Comprendere l’impatto dell’inquinamento acustico marino causato dall’uomo è un passo cruciale verso una gestione sostenibile degli oceani. Da questo punto parte la ricerca condotta da Kevin Painter, docente del Dipartimento Interateneo di Scienze, Progetto e Politiche del Territorio – DIST al Politecnico di Torino, che con il collega Stuart Johnston dell’Università di Melbourne ha esplorato il fenomeno della navigazione collettiva nelle popolazioni animali, analizzando in particolare l’effetto del cosiddetto “anthropogenic noise pollution” sulla navigazione delle balene Minke nel Mare del Nord. La ricerca è stata pubblicata di recente sulla prestigiosa rivista “Royal Society Interface”.

La domanda che gli autori dello studio si sono posti è stata: come il cambiamento della capacità di comunicazione tra i cetacei influenza la loro sopravvivenza nelle migrazioni a lunga distanza?

Data la complessità di condurre studi direttamente sulle balene, i modelli matematici permettono di riassumere i dati biologici e di comportamento degli animali in una formula che può essere applicata a diversi soggetti di analisi.
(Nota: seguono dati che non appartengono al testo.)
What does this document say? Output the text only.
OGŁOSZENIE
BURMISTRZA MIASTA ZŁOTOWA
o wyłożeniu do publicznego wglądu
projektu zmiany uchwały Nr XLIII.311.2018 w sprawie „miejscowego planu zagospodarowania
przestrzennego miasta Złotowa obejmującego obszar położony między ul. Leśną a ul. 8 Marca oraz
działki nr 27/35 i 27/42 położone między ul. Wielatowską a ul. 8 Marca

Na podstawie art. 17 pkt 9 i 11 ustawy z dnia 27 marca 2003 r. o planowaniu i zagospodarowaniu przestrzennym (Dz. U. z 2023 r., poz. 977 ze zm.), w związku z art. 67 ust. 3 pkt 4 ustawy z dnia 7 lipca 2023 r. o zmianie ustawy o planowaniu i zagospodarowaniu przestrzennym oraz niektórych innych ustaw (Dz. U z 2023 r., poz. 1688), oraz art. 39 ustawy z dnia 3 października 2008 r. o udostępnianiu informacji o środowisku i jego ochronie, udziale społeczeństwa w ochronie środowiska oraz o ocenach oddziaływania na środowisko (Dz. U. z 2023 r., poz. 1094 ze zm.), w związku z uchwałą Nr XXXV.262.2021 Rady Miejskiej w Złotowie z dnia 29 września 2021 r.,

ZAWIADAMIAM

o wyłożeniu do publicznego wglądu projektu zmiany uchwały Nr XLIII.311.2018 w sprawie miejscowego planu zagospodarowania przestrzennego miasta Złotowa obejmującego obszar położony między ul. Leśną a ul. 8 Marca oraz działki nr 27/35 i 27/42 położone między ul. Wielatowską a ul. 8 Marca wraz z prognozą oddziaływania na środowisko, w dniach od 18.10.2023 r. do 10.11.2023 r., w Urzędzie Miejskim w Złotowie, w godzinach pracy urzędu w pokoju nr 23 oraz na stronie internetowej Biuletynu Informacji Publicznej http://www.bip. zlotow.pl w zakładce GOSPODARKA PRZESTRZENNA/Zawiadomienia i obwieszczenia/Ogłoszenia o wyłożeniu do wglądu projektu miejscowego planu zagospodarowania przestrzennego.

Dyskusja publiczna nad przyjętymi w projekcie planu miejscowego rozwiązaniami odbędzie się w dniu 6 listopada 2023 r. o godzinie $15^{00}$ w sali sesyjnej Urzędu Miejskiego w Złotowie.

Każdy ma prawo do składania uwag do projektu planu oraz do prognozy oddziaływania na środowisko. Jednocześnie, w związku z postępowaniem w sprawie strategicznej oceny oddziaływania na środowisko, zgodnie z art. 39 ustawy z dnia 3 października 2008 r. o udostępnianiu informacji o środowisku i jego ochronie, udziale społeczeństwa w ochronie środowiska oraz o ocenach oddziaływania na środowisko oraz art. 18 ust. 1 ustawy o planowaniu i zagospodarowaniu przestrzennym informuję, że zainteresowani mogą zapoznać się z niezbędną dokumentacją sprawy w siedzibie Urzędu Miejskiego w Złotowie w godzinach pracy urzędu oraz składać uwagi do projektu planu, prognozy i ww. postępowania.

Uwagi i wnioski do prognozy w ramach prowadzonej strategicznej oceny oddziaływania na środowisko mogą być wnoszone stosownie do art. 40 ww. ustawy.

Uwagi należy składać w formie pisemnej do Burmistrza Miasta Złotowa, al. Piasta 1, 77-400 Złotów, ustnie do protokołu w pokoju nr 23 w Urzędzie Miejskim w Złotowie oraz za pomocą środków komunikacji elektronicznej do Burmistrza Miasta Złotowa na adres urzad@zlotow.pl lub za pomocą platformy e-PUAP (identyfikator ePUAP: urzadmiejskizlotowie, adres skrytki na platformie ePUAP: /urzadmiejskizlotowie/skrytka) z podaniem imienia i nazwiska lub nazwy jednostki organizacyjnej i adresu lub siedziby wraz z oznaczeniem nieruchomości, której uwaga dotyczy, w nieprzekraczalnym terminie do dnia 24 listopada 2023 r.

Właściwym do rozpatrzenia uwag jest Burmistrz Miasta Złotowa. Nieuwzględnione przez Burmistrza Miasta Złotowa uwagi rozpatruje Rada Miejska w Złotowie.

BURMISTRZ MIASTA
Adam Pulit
Il modello messo a punto da Painter e Johnston descrive il percorso di migrazione fatto da ogni membro di un branco di balene, dove ogni individuo traccia una rotta in base alle informazioni ricavate dall’ambiente e a quelle derivanti dalla comunicazione con gli altri membri del gruppo: le balene infatti sono in grado di comunicare la direzione verso cui stanno viaggiando.

Mentre non siamo in grado di decifrare il significato del canto delle balene, ci sono prove che meno informazioni sono codificate nelle chiamate semplificate. L’aumento del rumore di fondo porta a una riduzione del raggio di comunicazione – è stato stimato che le balene Minke perdono circa l’80% del loro raggio di comunicazione quando il rumore di fondo aumenta da 67,5 decibel a 87,5 decibel. L’inquinamento acustico potrebbe quindi costringere le balene a comunicare meno informazioni e su un raggio ridotto. Quando le balene hanno buone informazioni e viaggiano in una direzione comune, il gruppo naviga efficacemente. La riduzione della gamma di comunicazione e delle informazioni condivise porta i singoli e il gruppo a riporre una minore fiducia nella direzione scelta: questo conduce a una migrazione meno efficiente.

Gli autori hanno applicato il loro modello alla migrazione delle balene Minke nel Mare del Nord, dove è presente un significativo inquinamento acustico dovuto alle attività di esplorazione di giacimenti di petrolio e gas naturale, oltre alla presenza di intenso traffico marittimo. Il modello, concepito come una notevole semplificazione e costruito con l’intento illustrativo, ha condotto gli autori a osservare che in presenza di elementi di disturbo generati dalle attività umane, la migrazione dei cetacei può avvenire più lentamente, circa il 15% di tempo in più. Questo dato sembra ininfluente, ma anche soltanto il 15% di tempo in più speso per muoversi significa per le balene un ulteriore dispendio di energia, lasciando agli animali meno forze e tempo per la riproduzione e la ricerca di cibo e creando un problema di reintegro delle energie perse.

La crescente attività umana nei mari e negli oceani ha creato un paesaggio sonoro marino tutt’altro che incontaminato. Il traffico marittimo, l’esplorazione delle risorse naturali e le operazioni navali contribuiscono a quello che è stato soprannominato il “paesaggio sonoro dell’Antropocene”. Questo aumento del rumore causato dagli esseri umani ha una serie di effetti negativi sulla vita marina. Gli animali diventano più suscettibili alla predazione, evitano le zone di alimentazione e riproduzione e semplificano le loro comunicazioni in presenza di un maggiore rumore di fondo. Alcuni spiaggiamenti di massa di cetacei sono stati collegati all’esposizione ad alti livelli di rumore. La forte alterazione del contesto sonoro può mettere a rischio la sopravvivenza di molte forme di vita marine nella fase più delicata della loro vita, quella della migrazione.

“I nostri modelli preliminari indicano che l’inquinamento acustico marino potrebbe allungare i tempi di migrazione delle balene – sottolinea il professor Kevin Painter – si tratta di uno sforzo aggiuntivo in un’impresa già dispendiosa per questi grandi animali. Sviluppando ulteriormente il modello, speriamo di prevedere nuovi modi di gestire il paesaggio sonoro marino, con l’obiettivo di minimizzare l’impatto dell’attività umana”.